Et elle quitte la voiture.

2-
Il est 23h15 quand Armand se gare. Il conduit depuis 12 heures. Les yeux lourds, il s’endort aussitôt le moteur éteint.
Chloé attend un coup de téléphone de son frère. Et quand la sonnerie retentit, elle cherche un endroit pour s’arrêter. Pas très à l’aise seule la nuit, elle est soulagée de trouver deux voitures stationnées l’une à côté de l’autre. Elle s’immobilise à proximité. Pendant que son frère lui parle, elle remarque une lumière dans la voiture voisine. Malgré elle, elle observe l’homme et la femme qui fument une cigarette, enfermés dans leur bocal. Puis l’homme se penche sur la femme. Étrange.
David n’a pas envie de rentrer chez lui. Il écoute une émission. Il lui manque 10 minutes avant la fin. Il repère des voitures, dont une où l’habitacle est éclairé. Il s’arrête et allume une cigarette. Il regarde l’homme et la femme qui discutent en pleine lumière. Quand l’homme disparaît, il imagine une scène sympathique, l’homme entre les cuisses de la femme, et il n’écoute plus son émission.
Betty et Ronald s’engueulent depuis le début de la soirée. Ils ont diné chez des amis, mais rien n’y fait. Ils se sont provoqués tout au long du repas et maintenant qu’ils se retrouvent tous les deux, leurs reproches et leur mauvaise fois sont au paroxysme. Avant d’en venir aux mains, Betty stoppe la voiture sur le bas côté.
— Qu’est-ce que tu sous-entends exactement quand tu me menaces ? articule-t-elle d’une voix glacée.
— C’est plutôt à toi de m’expliquer ce que tu mijotes !
De la lumière brille dans une voiture voisine et éclaire une femme seule assise côté passager. Au moment où Betty va se jeter au cou de Romuald pour l’étrangler, un homme se redresse.
— Ben mon salop, faut pas de gêner ! remarque Romuald.
Betty, malgré sa colère, éclate de rire.
— En pleine lumière ! ajoute-t-elle.
Édouard arrive à son tour. Très énervé par son téléphone portable qui ne capte pas et le Bluetooth de sa BM qui ne fonctionne pas – putain, au prix où on paie ses saloperies de bagnoles, faut pas déconner – il s’arrête au bord de la route. Il aperçoit une silhouette qui lui fait immédiatement penser à sa récente collaboratrice. Qu’est-ce qu’elle fait seule en pleine nuit ?
Ah, elle n’est pas seule ! Édouard constate la silhouette de l’homme qui s’est redressé. Dans une bagnole, juste sous les bureaux, en lumières allumées ! Il n’imaginait pas une telle spontanéité venant de sa collab ! Il prend une photo de la scène. Il est comme ça, Édouard. Il constitue des dossiers sur tout le monde. On ne sait jamais.
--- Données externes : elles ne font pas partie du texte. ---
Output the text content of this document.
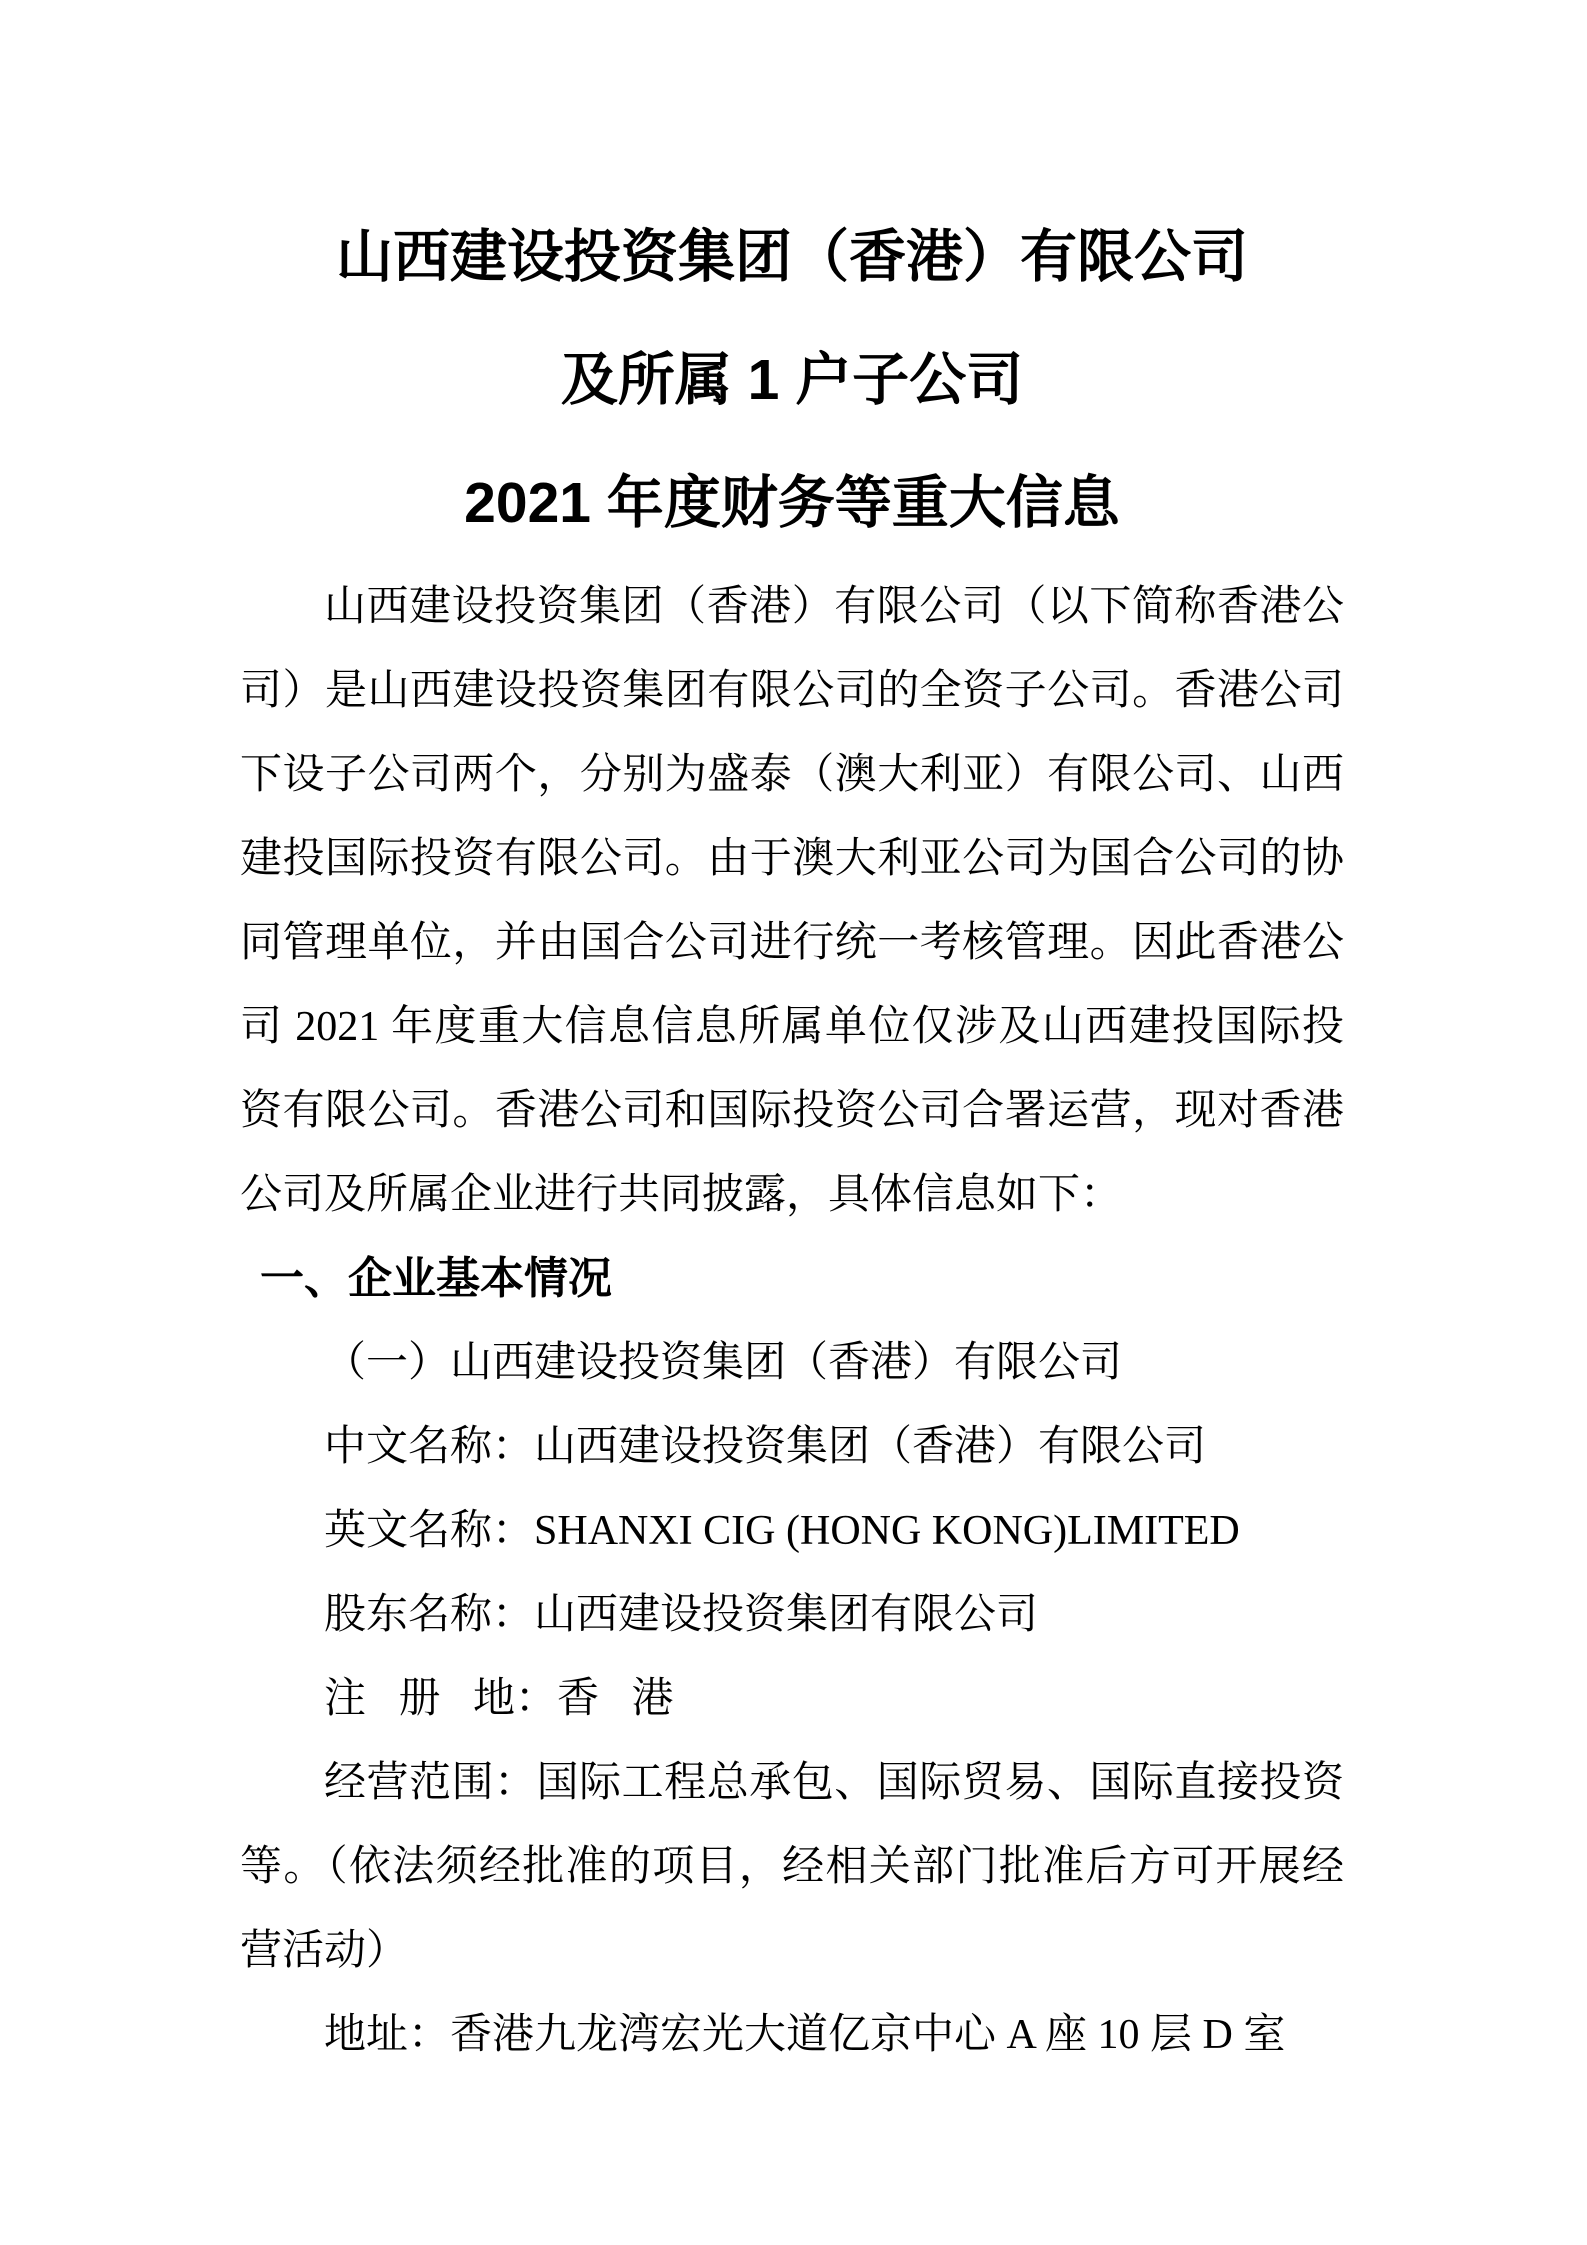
山西建设投资集团（香港）有限公司
及所属 1 户子公司
2021 年度财务等重大信息
山西建设投资集团（香港）有限公司（以下简称香港公
司）是山西建设投资集团有限公司的全资子公司。香港公司
下设子公司两个，分别为盛泰（澳大利亚）有限公司、山西
建投国际投资有限公司。由于澳大利亚公司为国合公司的协
同管理单位，并由国合公司进行统一考核管理。因此香港公
司 2021 年度重大信息信息所属单位仅涉及山西建投国际投
资有限公司。香港公司和国际投资公司合署运营，现对香港
公司及所属企业进行共同披露，具体信息如下：
一、企业基本情况
（一）山西建设投资集团（香港）有限公司
中文名称：山西建设投资集团（香港）有限公司
英文名称：SHANXI CIG (HONG KONG)LIMITED
股东名称：山西建设投资集团有限公司
注 册 地：香 港
经营范围：国际工程总承包、国际贸易、国际直接投资
等。（依法须经批准的项目，经相关部门批准后方可开展经
营活动）
地址：香港九龙湾宏光大道亿京中心 A 座 10 层 D 室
Après un petit moment, elle quitte la voiture et revient vers le bureau.
Édouard la cueille devant la porte de l’immeuble.
— Je vous ramène quelque part ? propose-t-il.
La jeune femme sursaute et s’effondre en reconnaissant son patron. Édouard, affolé, sort et la relève. Il est au fait de produire un certain effet sur les femmes, mais il n’est jamais allé si loin. Intrigué, il la porte dans les bras jusqu’aux bureaux, situés au quatrième étage.
La jeune femme se sent mieux. La présence d’Édouard la dérange profondément. Elle s’approche de la fenêtre pour éviter de croiser son regard et elle ouvre de grands yeux. Ce n’est pas une voiture qu’elle aperçoit garée sur le parking. Mais tout un groupe. Avec celle de Bruno au milieu, toutes lumières allumées. Elle qui s’était crue seule et en sécurité. Qu’avait vu son patron ? Qu’avait-il compris ? Rien de bon, à en juger par la lueur bizarre qui se tapit au fond de ses pupilles.